Tras la rentrée posvacacional, ya de lleno en un nuevo curso, no paran de llover acontecimientos significativos que impactan en el escenario geopolítico de este final de mandato institucional UE. En realidad, nunca pararon; ha seguido la vieja tradición de importantes movimientos durante la canícula. Incluso antes de la conclusión del año escolar, comenzó la muy pregonada contraofensiva ucraniana (que se ha estancado, debido, en gran parte, a un retraso en la entrega del equipamiento militar a Kyiv y fuertes pérdidas de hombres). Le siguió una sorprendente racha de dimisiones europeas: los primeros ministros holandés y letón, además de la cabeza del Green Deal, Frans Timmermans. El continente africano se vio sacudido por dos golpes de estado consecutivos (en Níger en julio, y en Gabón un mes después) –en total, siete en los últimos años, que integran una banda de inseguridad saheliana del Atlántico al Índico–. Johannesburgo acogió la muy cacareada 15 cumbre BRICS. Sin olvidar la impactante muerte del caudillo Evgeny Prigozhin que consolidó, al menos en el corto plazo, la indisputabilidad del poder putiniano.

Desde primeros de septiembre, dos asuntos de relevancia han conseguido dirigir hacia la UE nuestra mirada concentrada en los padecimientos patrios. Primero, el discurso pronunciado por la presidenta Von der Leyen sobre el Estado de la Unión el día 13 –el último antes de la clausura de su Comisión–. De seguido, el anuncio por Varsovia –que se ha exhibido como defensor ferviente de Kyiv– de haber dejado de enviar armas a Ucrania, enredada en una confrontación de medidas proteccionistas con Ucrania. Ambos eventos de marcado sesgo electoralista.
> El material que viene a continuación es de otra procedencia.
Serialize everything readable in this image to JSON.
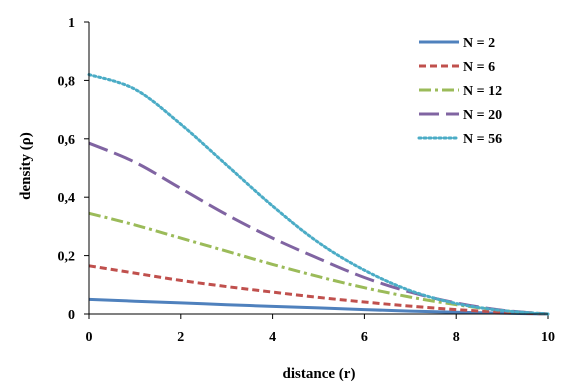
{
  "chart_data": {
    "type": "line",
    "title": "",
    "xlabel": "distance (r)",
    "ylabel": "density (ρ)",
    "xlim": [
      0,
      10
    ],
    "ylim": [
      0,
      1
    ],
    "x_ticks": [
      "0",
      "2",
      "4",
      "6",
      "8",
      "10"
    ],
    "y_ticks": [
      "0",
      "0,2",
      "0,4",
      "0,6",
      "0,8",
      "1"
    ],
    "grid": false,
    "legend_position": "top-right",
    "x": [
      0,
      1,
      2,
      3,
      4,
      5,
      6,
      7,
      8,
      9,
      10
    ],
    "series": [
      {
        "name": "N = 2",
        "color": "#4F81BD",
        "style": "solid",
        "values": [
          0.05,
          0.044,
          0.038,
          0.032,
          0.026,
          0.021,
          0.015,
          0.01,
          0.006,
          0.003,
          0.0
        ]
      },
      {
        "name": "N = 6",
        "color": "#C0504D",
        "style": "dash",
        "values": [
          0.165,
          0.14,
          0.115,
          0.094,
          0.075,
          0.057,
          0.041,
          0.027,
          0.015,
          0.006,
          0.0
        ]
      },
      {
        "name": "N = 12",
        "color": "#9BBB59",
        "style": "dashdot",
        "values": [
          0.345,
          0.305,
          0.26,
          0.215,
          0.17,
          0.128,
          0.09,
          0.058,
          0.032,
          0.012,
          0.0
        ]
      },
      {
        "name": "N = 20",
        "color": "#8064A2",
        "style": "longdash",
        "values": [
          0.585,
          0.52,
          0.43,
          0.34,
          0.26,
          0.19,
          0.125,
          0.075,
          0.038,
          0.013,
          0.0
        ]
      },
      {
        "name": "N = 56",
        "color": "#4BACC6",
        "style": "dot",
        "values": [
          0.82,
          0.77,
          0.65,
          0.51,
          0.37,
          0.245,
          0.15,
          0.08,
          0.036,
          0.012,
          0.0
        ]
      }
    ]
  }
}
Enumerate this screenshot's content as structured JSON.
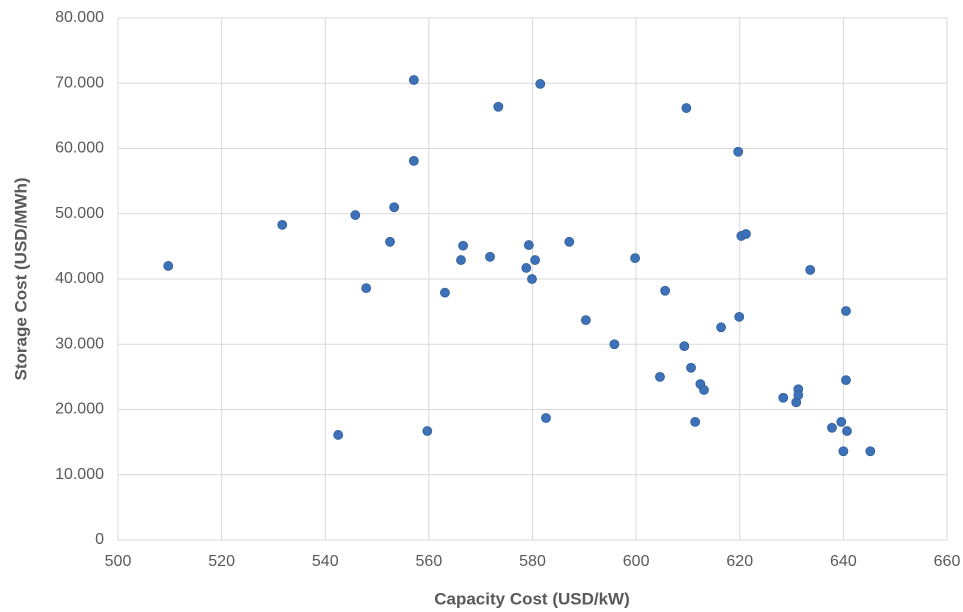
{
  "chart_data": {
    "type": "scatter",
    "xlabel": "Capacity Cost (USD/kW)",
    "ylabel": "Storage Cost (USD/MWh)",
    "color": "#3d72b8",
    "grid": true,
    "xlim": [
      500,
      660
    ],
    "xticks": [
      500,
      520,
      540,
      560,
      580,
      600,
      620,
      640,
      660
    ],
    "ylim": [
      0,
      80
    ],
    "yticks": [
      0,
      {
        "value": 10,
        "label": "10.000"
      },
      {
        "value": 20,
        "label": "20.000"
      },
      {
        "value": 30,
        "label": "30.000"
      },
      {
        "value": 40,
        "label": "40.000"
      },
      {
        "value": 50,
        "label": "50.000"
      },
      {
        "value": 60,
        "label": "60.000"
      },
      {
        "value": 70,
        "label": "70.000"
      },
      {
        "value": 80,
        "label": "80.000"
      }
    ],
    "x": [
      509.7,
      531.7,
      542.5,
      545.8,
      547.9,
      552.5,
      553.3,
      557.1,
      557.1,
      559.7,
      563.1,
      566.2,
      566.6,
      571.8,
      573.4,
      578.8,
      579.3,
      579.9,
      580.5,
      581.5,
      582.6,
      587.1,
      590.3,
      595.8,
      599.8,
      604.6,
      605.6,
      609.7,
      609.3,
      610.6,
      611.4,
      612.4,
      613.1,
      616.4,
      619.7,
      619.9,
      620.3,
      621.2,
      628.4,
      630.9,
      631.3,
      631.3,
      633.6,
      637.8,
      639.6,
      640.0,
      640.5,
      640.5,
      640.7,
      645.2
    ],
    "values": [
      42.0,
      48.3,
      16.1,
      49.8,
      38.6,
      45.7,
      51.0,
      70.5,
      58.1,
      16.7,
      37.9,
      42.9,
      45.1,
      43.4,
      66.4,
      41.7,
      45.2,
      40.0,
      42.9,
      69.9,
      18.7,
      45.7,
      33.7,
      30.0,
      43.2,
      25.0,
      38.2,
      66.2,
      29.7,
      26.4,
      18.1,
      23.9,
      23.0,
      32.6,
      59.5,
      34.2,
      46.6,
      46.9,
      21.8,
      21.1,
      23.1,
      22.2,
      41.4,
      17.2,
      18.1,
      13.6,
      35.1,
      24.5,
      16.7,
      13.6
    ]
  }
}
Se apilan las novedades trascendentes: terminado el histórico (y sorpresa) encuentro de los ministros de Exteriores en Kyiv el día 2 de octubre –la primera vez que los 27 se han reunido “extramuros”–, tuvo lugar en Granada la tercera convocatoria de la Comunidad Política Europea (al más alto nivel, los 27 y sus vecinos), bajo el lema: “cómo hacer Europa más resiliente, próspera y geoestratégica”. Un día más tarde, Presidencia Española condujo una tenida informal de líderes UE en la que sobre la futura ampliación fue faro; hoy presentada como inminente en las esferas gubernamentales.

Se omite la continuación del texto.